L’objectif de cette structure est de favoriser la digitalisation du groupe et d’y insuffler un esprit créatif, en s’inspirant tant des technologies, que des systèmes d’organisation et processus de production observés au sein de la Silicon Valley. Dans cette lignée, la collaboration avec Uber témoigne de la volonté d’Airbus de s’impliquer directement auprès de jeunes acteurs dynamiques, et par cette occasion, de conquérir de nouveaux horizons, au-delà de la simple fabrication de véhicules.
Une stratégie focalisée sur l’innovation
Cette ambition s’ancre aussi plus largement dans une nouvelle vision stratégique, axée sur la création d’un réel écosystème d’innovation. Outre A³, deux autres structures ont vu le jour en 2015, et s’inscrivent dans cette même lignée : les Airbus BizLabs, un modèle d’organisation hybride, se construisant sur la collaboration entre startups et grand groupe ; ainsi que Airbus Group Ventures, un fonds de capital-risque également implanté dans la Silicon Valley, dont l’objectif est d’investir dans des projets d’innovation prometteurs et transformateurs.

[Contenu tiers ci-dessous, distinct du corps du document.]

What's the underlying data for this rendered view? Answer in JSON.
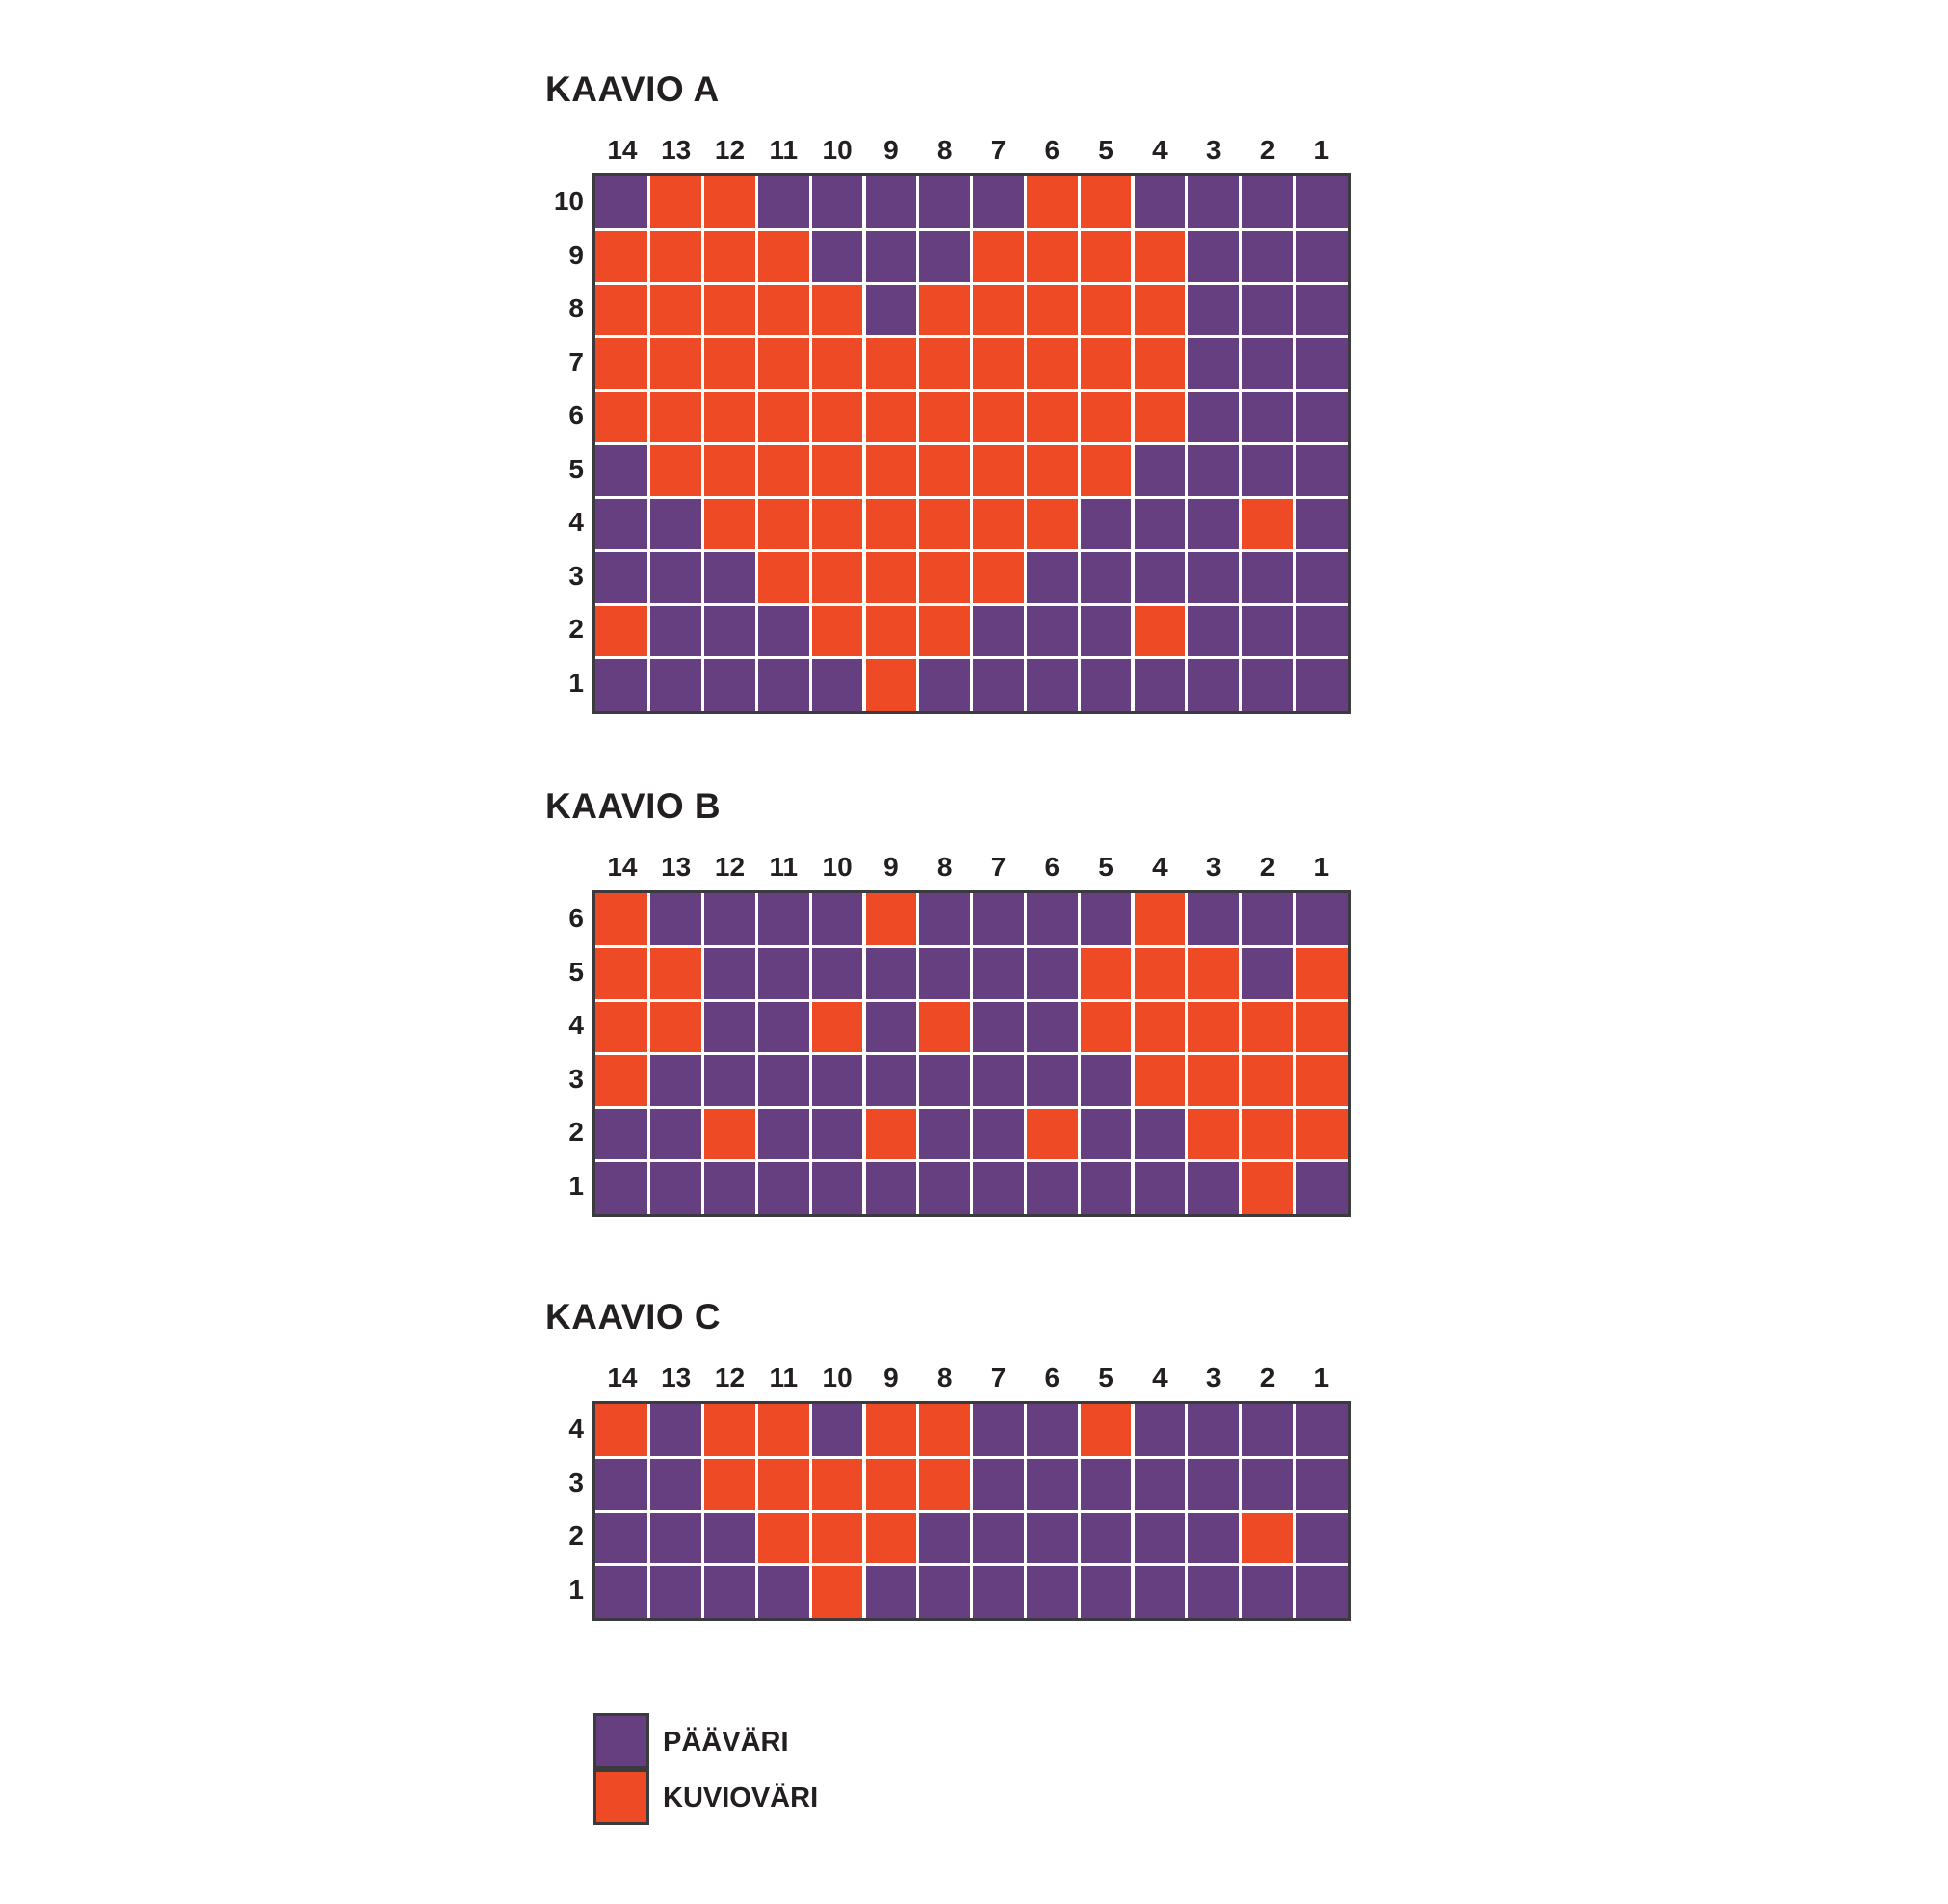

Encore une fois, un projet commun avec Uber illustre parfaitement la posture du groupe. D’un côté, en entrant dans le monde du service, Airbus élargit son domaine d’activité, se « disruptant » lui-même. De l’autre, le groupe se rapproche de l’écosystème innovant des startups, et s’appuie sur des pratiques dynamiques pour se renouveler. Cette double posture reflète la stratégie d’Airbus d’innover non seulement technologiquement, mais aussi en termes de modèles économiques, afin de donner un nouveau souffle au groupe.
Une posture stratégique gagnante ?
Dans un monde où la digitalisation des activités accélère le rythme auquel les entreprises doivent réagir et s’adapter, un renouveau stratégique tel que celui entrepris par Airbus constitue un véritable enjeu compétitif. En s’implantant dans la Silicon Valley, mais aussi en décidant d’investir dans des projets d’innovation via Airbus Ventures, le groupe aéronautique se place en toute première ligne pour transformer sa propre industrie, et bousculer son concurrent direct, Boeing.